Secretary of Education Miguel Cardona asked the National School Boards Association to draft a controversial letter that referred to the parents of schoolchildren as potential domestic terrorists, emails show.
According to emails obtained by the group Parents Defending Education, association official Kristi Swett wrote to a colleague that the group's executive director Chip Slaven said "he was writing a letter to provide information to the White House, from a request by Secretary Cordona [sic]."
The emails provide the first indication that Cardona had a hand in creating the letter, which provided cover for the Justice Department to form a federal task force to investigate threats of violence against school board members. Fox News first reported the details of the emails.
"The allegation that Secretary Cardona requested the NSBA's involvement is jaw-dropping, and should be investigated immediately. American parents deserve to know whether the head of the U.S. Department of Education sought to silence their voices—and if so, he must be held accountable," said Parents Defending Education president Nicole Neily.
Slaven and National School Boards Association president Viola Garcia called on President Joe Biden in the Sept. 29 letter to deploy the FBI and use the Patriot Act to investigate threats made against school board members as acts of "domestic terrorism." Attorney General Merrick Garland formed a federal task force to investigate threats against school boards on Oct. 4.

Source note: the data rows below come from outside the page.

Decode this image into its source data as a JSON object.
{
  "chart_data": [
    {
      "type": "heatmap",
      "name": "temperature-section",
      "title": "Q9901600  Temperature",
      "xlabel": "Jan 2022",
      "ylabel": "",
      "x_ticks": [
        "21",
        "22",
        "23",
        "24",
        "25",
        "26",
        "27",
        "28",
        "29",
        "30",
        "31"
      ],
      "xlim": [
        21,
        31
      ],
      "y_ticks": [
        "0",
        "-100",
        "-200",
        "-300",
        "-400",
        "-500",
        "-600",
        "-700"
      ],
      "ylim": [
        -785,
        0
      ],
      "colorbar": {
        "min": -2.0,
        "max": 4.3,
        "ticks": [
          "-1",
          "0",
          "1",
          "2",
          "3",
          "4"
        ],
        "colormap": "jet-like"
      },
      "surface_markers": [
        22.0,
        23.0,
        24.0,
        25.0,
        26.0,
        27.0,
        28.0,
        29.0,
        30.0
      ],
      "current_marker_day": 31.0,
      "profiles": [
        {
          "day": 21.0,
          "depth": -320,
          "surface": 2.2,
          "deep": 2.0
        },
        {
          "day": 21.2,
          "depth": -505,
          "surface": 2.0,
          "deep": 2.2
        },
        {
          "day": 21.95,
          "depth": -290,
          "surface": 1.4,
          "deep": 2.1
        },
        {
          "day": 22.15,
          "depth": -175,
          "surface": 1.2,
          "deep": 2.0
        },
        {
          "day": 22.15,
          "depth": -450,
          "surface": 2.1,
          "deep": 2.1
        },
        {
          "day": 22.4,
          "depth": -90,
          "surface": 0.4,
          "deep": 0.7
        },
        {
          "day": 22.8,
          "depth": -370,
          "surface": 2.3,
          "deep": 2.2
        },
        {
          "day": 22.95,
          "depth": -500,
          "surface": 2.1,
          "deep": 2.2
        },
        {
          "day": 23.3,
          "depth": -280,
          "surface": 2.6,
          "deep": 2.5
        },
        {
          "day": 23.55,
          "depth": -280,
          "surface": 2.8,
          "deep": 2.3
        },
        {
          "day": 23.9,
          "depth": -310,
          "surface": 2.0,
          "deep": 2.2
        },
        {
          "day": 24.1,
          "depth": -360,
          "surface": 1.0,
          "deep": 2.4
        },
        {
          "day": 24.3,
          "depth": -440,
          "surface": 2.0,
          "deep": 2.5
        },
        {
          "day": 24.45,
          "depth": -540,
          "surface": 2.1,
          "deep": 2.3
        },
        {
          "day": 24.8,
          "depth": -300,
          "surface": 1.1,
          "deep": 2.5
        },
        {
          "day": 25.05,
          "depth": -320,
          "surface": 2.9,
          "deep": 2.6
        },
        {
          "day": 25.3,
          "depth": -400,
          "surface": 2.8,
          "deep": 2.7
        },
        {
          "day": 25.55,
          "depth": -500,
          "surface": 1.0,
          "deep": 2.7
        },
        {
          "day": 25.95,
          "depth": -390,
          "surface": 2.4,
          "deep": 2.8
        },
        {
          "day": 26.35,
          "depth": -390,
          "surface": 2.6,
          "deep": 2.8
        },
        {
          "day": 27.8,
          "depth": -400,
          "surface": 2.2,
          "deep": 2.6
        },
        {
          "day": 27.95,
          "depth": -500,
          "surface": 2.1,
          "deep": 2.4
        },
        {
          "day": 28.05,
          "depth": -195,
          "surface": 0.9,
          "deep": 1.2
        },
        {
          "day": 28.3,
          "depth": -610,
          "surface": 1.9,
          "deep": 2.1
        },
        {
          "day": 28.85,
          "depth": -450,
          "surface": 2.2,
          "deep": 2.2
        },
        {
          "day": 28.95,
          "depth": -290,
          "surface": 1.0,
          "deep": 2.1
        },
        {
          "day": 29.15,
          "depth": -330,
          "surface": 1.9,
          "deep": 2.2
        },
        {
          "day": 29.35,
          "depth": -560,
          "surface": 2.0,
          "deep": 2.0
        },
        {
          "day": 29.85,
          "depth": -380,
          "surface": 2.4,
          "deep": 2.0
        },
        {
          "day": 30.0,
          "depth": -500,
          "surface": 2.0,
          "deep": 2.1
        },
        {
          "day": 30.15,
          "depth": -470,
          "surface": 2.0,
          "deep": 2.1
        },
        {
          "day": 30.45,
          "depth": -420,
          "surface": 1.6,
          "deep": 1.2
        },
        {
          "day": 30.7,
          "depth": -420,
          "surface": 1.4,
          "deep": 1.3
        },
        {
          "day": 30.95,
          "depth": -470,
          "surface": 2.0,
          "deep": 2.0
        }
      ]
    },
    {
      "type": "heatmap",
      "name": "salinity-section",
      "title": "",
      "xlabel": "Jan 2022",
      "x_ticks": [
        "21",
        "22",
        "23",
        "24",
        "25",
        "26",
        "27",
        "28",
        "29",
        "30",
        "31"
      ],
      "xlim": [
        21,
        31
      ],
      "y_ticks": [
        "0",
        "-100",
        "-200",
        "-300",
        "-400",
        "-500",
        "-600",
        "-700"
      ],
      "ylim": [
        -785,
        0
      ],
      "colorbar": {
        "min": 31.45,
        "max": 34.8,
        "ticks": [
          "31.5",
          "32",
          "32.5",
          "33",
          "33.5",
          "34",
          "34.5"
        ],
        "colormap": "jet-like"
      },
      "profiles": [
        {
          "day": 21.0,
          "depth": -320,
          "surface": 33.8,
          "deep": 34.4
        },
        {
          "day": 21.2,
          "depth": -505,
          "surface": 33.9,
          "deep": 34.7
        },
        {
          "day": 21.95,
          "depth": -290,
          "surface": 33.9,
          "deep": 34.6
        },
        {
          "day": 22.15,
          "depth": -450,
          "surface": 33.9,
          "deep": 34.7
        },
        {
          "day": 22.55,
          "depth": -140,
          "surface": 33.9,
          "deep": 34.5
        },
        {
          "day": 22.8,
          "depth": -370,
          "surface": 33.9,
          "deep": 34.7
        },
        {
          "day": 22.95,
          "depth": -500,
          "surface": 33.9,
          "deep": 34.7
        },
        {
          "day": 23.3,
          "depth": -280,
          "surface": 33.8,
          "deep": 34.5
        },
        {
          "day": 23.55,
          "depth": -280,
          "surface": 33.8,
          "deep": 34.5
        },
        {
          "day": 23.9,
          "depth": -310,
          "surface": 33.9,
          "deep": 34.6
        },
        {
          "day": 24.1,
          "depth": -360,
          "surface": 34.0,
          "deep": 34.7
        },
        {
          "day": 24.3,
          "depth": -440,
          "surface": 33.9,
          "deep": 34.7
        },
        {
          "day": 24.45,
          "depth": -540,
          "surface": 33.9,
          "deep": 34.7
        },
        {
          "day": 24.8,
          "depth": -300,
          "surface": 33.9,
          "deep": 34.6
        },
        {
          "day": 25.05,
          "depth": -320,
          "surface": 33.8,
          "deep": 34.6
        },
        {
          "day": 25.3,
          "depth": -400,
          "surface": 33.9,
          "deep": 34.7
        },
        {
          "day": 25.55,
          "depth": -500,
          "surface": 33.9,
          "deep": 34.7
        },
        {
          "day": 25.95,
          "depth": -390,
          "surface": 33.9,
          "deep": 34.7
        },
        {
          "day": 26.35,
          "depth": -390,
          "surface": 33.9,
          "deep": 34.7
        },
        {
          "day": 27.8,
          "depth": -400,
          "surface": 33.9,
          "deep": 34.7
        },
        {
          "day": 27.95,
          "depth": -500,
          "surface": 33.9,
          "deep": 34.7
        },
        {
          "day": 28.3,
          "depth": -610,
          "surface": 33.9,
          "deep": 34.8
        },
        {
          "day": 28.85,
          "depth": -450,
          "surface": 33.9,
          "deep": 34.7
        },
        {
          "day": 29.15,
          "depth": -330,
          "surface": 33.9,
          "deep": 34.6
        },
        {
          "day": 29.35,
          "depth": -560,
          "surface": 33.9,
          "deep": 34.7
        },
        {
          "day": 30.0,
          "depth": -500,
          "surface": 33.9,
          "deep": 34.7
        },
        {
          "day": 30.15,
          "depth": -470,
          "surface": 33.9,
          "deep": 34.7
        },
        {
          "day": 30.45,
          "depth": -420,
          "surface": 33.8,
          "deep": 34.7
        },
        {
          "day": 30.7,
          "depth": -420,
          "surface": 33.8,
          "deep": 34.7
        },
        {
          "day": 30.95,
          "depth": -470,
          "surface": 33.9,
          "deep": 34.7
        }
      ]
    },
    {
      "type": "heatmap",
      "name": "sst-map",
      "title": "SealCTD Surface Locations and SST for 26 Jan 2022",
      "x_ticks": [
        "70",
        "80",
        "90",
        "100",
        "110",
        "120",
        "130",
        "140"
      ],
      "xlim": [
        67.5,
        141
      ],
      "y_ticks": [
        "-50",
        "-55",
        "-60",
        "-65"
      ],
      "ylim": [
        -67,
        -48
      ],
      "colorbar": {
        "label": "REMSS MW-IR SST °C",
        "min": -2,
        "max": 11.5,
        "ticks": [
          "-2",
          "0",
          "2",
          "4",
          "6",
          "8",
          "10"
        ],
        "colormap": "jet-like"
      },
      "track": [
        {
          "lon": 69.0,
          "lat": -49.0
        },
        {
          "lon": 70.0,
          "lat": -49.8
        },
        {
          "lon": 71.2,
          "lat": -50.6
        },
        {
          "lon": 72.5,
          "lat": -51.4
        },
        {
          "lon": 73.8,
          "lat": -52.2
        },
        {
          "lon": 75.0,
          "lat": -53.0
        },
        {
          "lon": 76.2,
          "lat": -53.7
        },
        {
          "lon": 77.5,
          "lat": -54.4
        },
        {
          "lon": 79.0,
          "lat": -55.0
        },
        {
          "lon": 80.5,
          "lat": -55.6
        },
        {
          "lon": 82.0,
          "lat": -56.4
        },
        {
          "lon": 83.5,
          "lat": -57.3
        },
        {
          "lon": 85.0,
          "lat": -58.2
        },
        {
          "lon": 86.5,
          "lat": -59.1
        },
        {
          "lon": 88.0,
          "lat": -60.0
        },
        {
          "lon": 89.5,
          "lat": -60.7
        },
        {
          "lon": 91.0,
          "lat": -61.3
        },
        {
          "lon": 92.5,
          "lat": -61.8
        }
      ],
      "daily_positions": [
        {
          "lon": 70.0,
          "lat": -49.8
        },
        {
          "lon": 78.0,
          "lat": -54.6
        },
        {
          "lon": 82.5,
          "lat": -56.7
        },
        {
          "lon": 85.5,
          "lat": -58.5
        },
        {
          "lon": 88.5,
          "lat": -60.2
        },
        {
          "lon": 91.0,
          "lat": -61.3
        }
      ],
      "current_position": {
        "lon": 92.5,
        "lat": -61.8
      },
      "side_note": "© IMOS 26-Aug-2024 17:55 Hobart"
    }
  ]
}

Parent groups and Republicans blasted Garland over the decision, saying they were concerned that the task force would have a chilling effect on parents' dissent against local school board policies. Many parents across the country have voiced concern over school districts' teaching of left-wing ideologies, such as critical race theory.
The Washington Free Beacon previously reported that other emails from National School Boards Association members show that officials were in contact with the White House and Department of Education prior to sending the letter. Garcia wrote in an email on Oct. 2 that association officials had been engaged with the administration for "several weeks" prior to sending the letter to Biden.
It is unclear why Cardona requested the letter from the National School Boards Association rather than communicate concerns to the White House himself.
Cardona's discussions with the association also raise questions about his selection of Garcia, the association official, to serve on the National Assessment Governing Board, which oversees testing used across the country. The Free Beacon reported that Cardona selected Garcia to serve on the board on Oct. 1.
It is unclear if Cardona reviewed the association's letter before it was sent to the White House. The Department of Education did not respond to a request for comment. The Free Beacon has submitted Freedom of Information Act requests seeking agency records regarding the letter.
The National School Boards Association did not respond to a request for comment.